Second bottom Wednesday couldn't complain. They deserve credit for coming with an attacking four-four-two formation and going for goal at every opportunity but they were beaten by a better side.

Jussi Jaaskelainen was given only fleeting moments of danger to deal with - and he did it with the polish you would expect of the best keeper outside the Premiership. In front of him he has a defence which is rightly proud of having kept clean sheets in the last three games.

The back line boys are proving formidable at keeping the ball out of their goal - and not half bad at putting it in the opposition's.

Gudni Bergsson has been knocking them in regularly...and now Colin Hendry's starting. The 49 times capped Scottish international hasn't scored for his last two clubs and admitted he couldn't recall the last time he found the net before remembering it was some time in the 1997-98 season.

He certainly showed no sign of rustiness when he climbed to thump a bullet 51st minute header into the bottom corner from Nolan's cross. It was the perfect way to cap his third towering performance since joining the club on a three-month loan.

Hendry has had a fairytale start to his temporary Wanderers career. Three games, three wins, three clean sheets and a goal on his home debut...and Hogmanay's coming up. What more could a Scot want?

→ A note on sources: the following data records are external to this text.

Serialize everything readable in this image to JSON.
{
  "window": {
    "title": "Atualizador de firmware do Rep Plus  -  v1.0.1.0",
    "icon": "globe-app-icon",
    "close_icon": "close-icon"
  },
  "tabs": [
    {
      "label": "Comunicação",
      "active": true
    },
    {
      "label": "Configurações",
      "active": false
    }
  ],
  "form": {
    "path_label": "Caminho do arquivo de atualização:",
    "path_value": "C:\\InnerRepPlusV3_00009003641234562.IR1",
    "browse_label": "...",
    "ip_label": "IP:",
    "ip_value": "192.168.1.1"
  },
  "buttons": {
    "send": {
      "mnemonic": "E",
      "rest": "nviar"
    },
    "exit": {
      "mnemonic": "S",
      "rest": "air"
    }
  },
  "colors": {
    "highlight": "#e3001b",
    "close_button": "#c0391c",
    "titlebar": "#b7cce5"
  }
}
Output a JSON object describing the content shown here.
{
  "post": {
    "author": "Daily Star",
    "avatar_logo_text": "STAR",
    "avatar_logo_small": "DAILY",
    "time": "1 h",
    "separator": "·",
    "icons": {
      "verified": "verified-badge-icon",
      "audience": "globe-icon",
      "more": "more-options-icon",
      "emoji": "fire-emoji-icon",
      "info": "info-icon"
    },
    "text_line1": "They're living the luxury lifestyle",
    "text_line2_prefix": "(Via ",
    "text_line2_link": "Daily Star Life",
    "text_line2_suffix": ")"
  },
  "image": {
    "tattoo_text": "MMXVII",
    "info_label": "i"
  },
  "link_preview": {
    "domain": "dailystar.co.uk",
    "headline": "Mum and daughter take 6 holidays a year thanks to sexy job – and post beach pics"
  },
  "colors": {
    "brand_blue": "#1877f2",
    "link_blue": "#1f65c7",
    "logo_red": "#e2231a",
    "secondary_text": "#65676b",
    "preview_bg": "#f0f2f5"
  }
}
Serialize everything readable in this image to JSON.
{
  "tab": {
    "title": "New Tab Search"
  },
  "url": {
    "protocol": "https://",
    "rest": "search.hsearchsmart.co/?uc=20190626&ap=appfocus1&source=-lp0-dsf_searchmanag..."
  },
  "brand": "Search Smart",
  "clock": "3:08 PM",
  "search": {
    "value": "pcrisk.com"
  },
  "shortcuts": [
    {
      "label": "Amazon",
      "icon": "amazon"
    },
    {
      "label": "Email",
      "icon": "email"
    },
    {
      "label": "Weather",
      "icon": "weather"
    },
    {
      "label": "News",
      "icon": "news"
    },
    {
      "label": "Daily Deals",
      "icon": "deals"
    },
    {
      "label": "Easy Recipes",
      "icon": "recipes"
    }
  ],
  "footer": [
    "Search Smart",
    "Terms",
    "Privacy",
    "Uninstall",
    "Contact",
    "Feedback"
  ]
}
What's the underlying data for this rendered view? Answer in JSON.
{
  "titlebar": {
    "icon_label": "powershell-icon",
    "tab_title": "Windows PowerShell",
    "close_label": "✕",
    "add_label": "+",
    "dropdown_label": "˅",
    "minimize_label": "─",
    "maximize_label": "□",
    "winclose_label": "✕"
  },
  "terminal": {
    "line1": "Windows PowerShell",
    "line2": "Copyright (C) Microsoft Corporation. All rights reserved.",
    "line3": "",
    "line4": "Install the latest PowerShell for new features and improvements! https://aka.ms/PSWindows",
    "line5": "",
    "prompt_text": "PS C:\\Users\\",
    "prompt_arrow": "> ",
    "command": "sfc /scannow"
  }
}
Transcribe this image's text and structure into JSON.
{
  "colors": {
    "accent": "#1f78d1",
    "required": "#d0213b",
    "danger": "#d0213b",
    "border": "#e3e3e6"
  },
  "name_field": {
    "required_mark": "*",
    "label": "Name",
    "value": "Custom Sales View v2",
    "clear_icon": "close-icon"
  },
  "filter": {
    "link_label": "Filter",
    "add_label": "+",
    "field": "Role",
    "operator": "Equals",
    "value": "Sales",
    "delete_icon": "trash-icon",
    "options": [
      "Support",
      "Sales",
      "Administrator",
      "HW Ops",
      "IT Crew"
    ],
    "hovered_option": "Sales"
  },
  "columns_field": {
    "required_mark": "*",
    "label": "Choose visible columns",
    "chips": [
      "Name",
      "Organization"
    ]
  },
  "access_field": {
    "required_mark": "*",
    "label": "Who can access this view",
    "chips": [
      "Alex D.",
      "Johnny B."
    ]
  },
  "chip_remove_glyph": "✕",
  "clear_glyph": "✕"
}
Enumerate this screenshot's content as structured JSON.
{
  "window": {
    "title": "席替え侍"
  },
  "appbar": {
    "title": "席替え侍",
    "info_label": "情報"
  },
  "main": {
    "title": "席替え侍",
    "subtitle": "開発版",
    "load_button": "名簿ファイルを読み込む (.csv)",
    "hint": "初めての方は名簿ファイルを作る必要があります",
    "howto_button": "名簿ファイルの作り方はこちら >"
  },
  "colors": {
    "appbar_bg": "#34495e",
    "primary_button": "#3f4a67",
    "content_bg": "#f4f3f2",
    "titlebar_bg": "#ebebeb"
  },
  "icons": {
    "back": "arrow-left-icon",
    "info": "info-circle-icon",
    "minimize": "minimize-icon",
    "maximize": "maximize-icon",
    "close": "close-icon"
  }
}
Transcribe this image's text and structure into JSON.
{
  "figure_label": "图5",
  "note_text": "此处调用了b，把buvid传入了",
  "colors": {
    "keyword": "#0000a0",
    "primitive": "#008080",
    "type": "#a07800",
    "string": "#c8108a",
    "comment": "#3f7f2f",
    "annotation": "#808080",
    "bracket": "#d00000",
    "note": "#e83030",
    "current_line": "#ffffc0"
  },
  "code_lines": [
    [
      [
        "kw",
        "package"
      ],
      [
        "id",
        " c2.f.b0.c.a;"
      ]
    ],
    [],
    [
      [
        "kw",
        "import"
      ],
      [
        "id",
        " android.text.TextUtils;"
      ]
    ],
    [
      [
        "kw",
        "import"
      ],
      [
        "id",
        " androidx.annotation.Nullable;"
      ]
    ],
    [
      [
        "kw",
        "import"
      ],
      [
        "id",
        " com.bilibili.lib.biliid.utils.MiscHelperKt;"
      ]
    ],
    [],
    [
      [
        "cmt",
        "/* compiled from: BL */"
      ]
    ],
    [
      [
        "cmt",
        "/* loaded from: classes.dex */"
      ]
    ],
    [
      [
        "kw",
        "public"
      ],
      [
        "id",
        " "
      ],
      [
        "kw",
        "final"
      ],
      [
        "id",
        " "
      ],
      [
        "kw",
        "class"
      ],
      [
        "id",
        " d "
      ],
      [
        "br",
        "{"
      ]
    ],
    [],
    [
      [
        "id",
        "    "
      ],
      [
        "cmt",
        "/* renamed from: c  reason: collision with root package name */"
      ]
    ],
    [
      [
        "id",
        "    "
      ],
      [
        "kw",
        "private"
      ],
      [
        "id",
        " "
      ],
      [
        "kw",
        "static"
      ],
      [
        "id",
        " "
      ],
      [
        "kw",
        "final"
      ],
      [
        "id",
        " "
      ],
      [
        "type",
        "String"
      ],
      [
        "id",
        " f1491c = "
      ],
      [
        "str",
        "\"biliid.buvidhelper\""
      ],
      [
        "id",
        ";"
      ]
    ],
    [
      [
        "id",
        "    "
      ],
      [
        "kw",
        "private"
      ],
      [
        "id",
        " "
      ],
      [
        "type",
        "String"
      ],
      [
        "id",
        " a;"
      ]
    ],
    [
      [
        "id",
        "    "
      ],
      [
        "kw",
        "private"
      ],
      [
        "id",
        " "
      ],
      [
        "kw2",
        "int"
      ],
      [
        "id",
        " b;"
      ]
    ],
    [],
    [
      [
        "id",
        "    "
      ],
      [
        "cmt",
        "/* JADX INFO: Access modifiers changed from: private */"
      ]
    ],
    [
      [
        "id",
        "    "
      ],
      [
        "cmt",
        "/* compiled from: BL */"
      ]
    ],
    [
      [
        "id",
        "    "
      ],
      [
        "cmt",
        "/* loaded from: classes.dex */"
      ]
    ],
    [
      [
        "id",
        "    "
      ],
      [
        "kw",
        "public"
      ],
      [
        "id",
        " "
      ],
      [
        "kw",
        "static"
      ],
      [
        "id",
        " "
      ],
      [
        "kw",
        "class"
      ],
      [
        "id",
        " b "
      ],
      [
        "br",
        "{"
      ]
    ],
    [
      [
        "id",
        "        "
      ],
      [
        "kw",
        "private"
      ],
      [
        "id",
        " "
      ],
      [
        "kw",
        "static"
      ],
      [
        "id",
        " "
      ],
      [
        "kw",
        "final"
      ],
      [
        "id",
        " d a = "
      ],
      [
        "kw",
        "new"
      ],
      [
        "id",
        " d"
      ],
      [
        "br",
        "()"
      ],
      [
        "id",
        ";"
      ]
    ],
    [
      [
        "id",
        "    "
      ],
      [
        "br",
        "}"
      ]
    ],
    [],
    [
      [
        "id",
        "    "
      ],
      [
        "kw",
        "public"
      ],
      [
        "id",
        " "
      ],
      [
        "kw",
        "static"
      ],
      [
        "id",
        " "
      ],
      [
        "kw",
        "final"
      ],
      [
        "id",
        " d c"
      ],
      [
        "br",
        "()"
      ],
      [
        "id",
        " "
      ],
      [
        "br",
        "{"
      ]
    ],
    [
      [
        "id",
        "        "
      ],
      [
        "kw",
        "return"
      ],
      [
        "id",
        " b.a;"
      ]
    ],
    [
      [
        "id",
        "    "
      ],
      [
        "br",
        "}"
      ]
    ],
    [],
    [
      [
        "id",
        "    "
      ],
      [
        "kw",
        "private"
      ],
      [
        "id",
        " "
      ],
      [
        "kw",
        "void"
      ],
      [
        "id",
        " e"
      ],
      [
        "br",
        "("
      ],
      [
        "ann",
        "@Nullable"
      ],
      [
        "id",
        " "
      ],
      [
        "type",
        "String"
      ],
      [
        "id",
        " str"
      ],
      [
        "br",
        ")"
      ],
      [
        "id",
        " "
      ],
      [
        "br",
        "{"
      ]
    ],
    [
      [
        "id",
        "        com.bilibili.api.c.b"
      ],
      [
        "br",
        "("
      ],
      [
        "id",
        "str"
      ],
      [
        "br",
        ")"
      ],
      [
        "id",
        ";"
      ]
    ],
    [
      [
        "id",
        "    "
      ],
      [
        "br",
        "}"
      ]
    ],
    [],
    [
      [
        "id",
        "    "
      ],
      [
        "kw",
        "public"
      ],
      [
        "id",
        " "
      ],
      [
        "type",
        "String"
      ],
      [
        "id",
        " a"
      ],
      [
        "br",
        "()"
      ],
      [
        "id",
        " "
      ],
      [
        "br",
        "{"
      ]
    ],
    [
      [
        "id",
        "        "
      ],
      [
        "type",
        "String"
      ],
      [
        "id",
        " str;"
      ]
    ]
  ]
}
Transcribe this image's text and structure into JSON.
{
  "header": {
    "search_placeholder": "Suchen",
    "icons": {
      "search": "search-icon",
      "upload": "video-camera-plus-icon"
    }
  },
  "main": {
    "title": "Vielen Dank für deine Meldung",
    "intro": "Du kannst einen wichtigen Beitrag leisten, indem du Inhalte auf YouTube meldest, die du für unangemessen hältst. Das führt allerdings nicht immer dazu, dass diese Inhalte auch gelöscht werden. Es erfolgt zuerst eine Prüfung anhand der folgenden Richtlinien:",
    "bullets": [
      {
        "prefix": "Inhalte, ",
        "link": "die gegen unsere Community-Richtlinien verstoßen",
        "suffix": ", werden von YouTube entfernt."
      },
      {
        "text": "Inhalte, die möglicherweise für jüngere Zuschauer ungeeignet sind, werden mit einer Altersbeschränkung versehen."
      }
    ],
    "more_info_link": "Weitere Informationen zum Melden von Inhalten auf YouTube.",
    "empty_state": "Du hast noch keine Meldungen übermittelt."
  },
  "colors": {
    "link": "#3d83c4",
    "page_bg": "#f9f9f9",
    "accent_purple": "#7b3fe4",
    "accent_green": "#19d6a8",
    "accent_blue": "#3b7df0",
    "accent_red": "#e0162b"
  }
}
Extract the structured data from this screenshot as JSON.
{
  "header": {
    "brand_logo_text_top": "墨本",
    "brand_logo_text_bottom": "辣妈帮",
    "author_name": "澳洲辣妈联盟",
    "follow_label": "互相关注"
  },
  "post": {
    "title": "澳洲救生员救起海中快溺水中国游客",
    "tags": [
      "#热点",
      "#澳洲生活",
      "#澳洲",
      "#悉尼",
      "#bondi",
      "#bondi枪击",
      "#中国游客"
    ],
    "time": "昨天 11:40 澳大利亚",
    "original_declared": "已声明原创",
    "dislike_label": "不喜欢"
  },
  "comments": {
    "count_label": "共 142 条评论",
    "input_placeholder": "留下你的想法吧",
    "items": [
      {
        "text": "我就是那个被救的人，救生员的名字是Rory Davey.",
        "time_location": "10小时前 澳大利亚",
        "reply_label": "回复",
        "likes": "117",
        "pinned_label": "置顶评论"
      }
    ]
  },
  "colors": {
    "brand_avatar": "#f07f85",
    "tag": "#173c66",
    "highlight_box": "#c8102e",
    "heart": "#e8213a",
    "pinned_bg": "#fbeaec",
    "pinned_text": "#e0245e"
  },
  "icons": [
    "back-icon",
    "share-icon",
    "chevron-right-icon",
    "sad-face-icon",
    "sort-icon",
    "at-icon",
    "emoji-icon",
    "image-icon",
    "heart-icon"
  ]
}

He is part of a four-man defence who look to be digging the trenches for a war in the second half of the season. Unfortunately John O'Kane will miss three of those games after getting himself sent off for taking Boxing Day a little too literally with an impetuous act of retaliation on Alan Quinn 24 minutes before the end.

In front of them Nolan and Farrelly covered miles prompting and spoiling while Bo Hansen and Ricardo Gardner were effective flankmen albeit more with toil than technique on this occasion.

Unlike on Saturday, this wasn't Michael Ricketts' day but alongside him Dean Holdsworth was a handful and was desperately unlucky to be denied a second headed goal when Kevin Pressman pulled off a magnificent fingertip save at full stretch 60 seconds into the second half.